The forty-second book I read in 2017 was How to Read Literature Like a Professor: A Lively and Entertaining Guide to Reading Between the Lines by Thomas C. Foster. It's always dangerous to review your own book in the subtitle ("lively and entertaining"), but Foster largely succeeds in writing a helpful and accessible book.
Foster addresses common images and structures found in literature and explains what they usually mean and why the author employs them. He covers quests, scenes in which characters eat, monsters, weather, acts of violence, Christ figures, flight, geography, seasons, characters with physical flaws, disabilities, and diseases, and many other symbols.

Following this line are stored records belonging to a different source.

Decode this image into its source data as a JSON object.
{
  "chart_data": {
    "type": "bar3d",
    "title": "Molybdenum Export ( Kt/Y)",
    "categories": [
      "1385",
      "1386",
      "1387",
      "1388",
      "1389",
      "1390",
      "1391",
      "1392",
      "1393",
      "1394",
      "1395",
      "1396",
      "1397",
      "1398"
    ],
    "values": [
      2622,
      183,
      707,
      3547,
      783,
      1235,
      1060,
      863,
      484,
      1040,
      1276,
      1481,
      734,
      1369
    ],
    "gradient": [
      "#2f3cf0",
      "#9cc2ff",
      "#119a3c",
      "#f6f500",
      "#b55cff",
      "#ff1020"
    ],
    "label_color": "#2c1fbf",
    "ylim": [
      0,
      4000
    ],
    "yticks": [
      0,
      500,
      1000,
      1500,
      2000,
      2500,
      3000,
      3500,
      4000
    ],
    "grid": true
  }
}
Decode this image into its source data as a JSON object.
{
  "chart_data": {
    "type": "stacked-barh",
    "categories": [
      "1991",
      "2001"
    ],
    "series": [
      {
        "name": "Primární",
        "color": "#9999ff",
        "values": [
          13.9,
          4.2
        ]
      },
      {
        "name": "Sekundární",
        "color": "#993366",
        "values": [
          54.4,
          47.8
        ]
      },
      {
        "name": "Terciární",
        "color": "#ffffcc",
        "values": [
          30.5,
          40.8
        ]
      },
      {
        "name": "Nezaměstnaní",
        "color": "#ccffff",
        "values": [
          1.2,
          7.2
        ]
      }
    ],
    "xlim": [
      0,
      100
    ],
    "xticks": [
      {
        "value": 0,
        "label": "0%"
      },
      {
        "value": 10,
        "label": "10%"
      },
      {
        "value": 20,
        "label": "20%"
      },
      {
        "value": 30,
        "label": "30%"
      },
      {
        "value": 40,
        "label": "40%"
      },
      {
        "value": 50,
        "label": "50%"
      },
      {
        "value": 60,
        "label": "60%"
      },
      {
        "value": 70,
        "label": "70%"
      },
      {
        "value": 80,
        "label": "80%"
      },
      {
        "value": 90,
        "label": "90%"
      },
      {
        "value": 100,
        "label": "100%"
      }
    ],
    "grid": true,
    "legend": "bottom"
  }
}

Along the way, he also discusses literary allusions, politics, irony, and secondary characters.
A reader should complete this book ready to write a Freshman Comp paper. (Seriously, no matter what book you're assigned to read, it's got to have at least one of the tropes mentioned in it.) Foster even provides a sample assignment, reprinting Katherine Mansfield's short story "The Garden Party" as one of the chapters and then challenging the reader to explain the story's significance.
Foster actually is the professor of the title (at University of Michigan-Flint) so sometimes his prose gets a little trying-too-hard forced-jocular; most of the time, however, he just comes across as friendly and enthusiastic about his subject matter. My main complaint about the book is that I am familiar with so few of the books he uses as examples. Part of this is simply non-overlapping areas of interest; his area of expertise is twentieth-century literature, whereas I rarely read anything written after World War II. I think, however, that he might do better to use more "classic" literature as his examples, given that his audience appears to be high school and college students.